Surf City officials say the borough's beaches will be ready for the summer season.
"They'll be ready, don't worry," said Council President Francis R. Hodgson, Sr.
The borough experienced damage to its ocean dunes and beach entrances during Superstorm Sandy, and most streets in town now have a steep drop from the top of the dune line down to the sand.
Barricades that prevented people from walking on the oceanfront over the winter have now been removed, but the slope down makes it difficult – if not impossible – for many to access the beach.
That will be taken care of soon, officials promised.
"We're waiting for the nor'easter season to move on so our public works folks can put up the dune fencing and grade the sand so there's not as much of a slope," said Councilman Peter Hartney.
Hartney said public works crews would be working on each of the borough's street ends that lead to the ocean, with the work likely to begin over the last two weeks of May and be ready in the beginning of June.

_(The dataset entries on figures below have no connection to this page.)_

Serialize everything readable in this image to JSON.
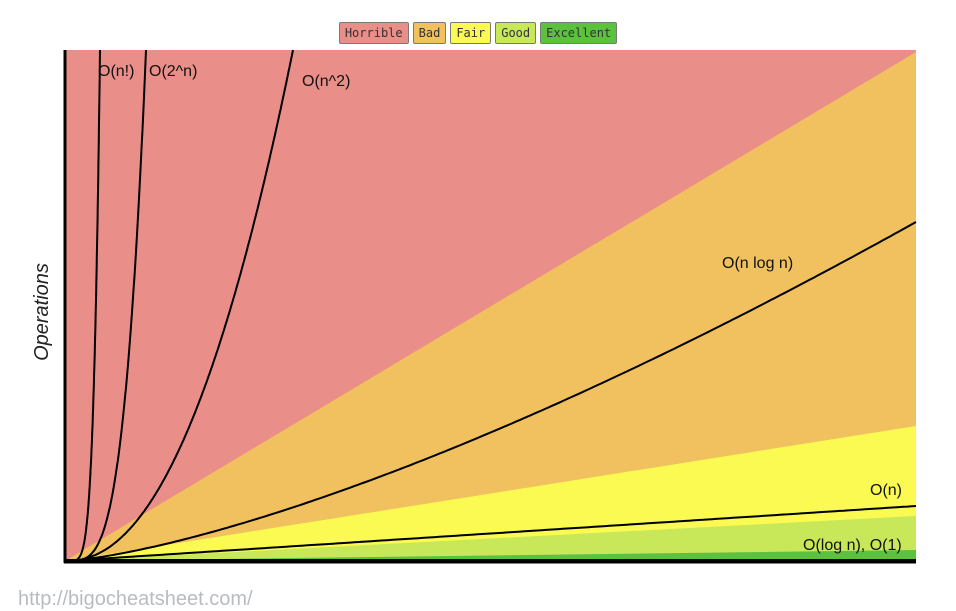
{
  "legend": [
    {
      "label": "Horrible",
      "color": "#e98e89"
    },
    {
      "label": "Bad",
      "color": "#f0c15e"
    },
    {
      "label": "Fair",
      "color": "#fafa52"
    },
    {
      "label": "Good",
      "color": "#c8e85a"
    },
    {
      "label": "Excellent",
      "color": "#5ac23c"
    }
  ],
  "footer": {
    "url": "http://bigocheatsheet.com/"
  },
  "chart_data": {
    "type": "line",
    "title": "",
    "ylabel": "Operations",
    "xlabel": "",
    "grid": false,
    "legend_position": "top-center",
    "regions": [
      {
        "name": "Horrible",
        "color": "#e98e89"
      },
      {
        "name": "Bad",
        "color": "#f0c15e"
      },
      {
        "name": "Fair",
        "color": "#fafa52"
      },
      {
        "name": "Good",
        "color": "#c8e85a"
      },
      {
        "name": "Excellent",
        "color": "#5ac23c"
      }
    ],
    "series": [
      {
        "name": "O(n!)"
      },
      {
        "name": "O(2^n)"
      },
      {
        "name": "O(n^2)"
      },
      {
        "name": "O(n log n)"
      },
      {
        "name": "O(n)"
      },
      {
        "name": "O(log n), O(1)"
      }
    ]
  }
}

Sandy ate away a large portion of the dunes and beach entrances that were built in a 2006 U.S. Army Corps of Engineers beach replenishment project. As part of that project, however, Surf City is entitled to dune maintenance, and the federal agency was due to begin accepting bids for dune and beach repair work Thursday.
The Army Corps project, which will also include work in the Brant Beach section of Long Beach Township, will involve pumping 2.2 million cubic yards of sand ashore and restoring the work of the 2006 project, according to Stephen Rochette, spokesman for the Corps' Philadelphia district. Bids are set to be received back by the end of April and work could begin as early as May or June.
Surf City's borough council this week also awarded a $10,300 contract for repairs to the concrete walkway at its bay beach, which was heavily damaged during the storm.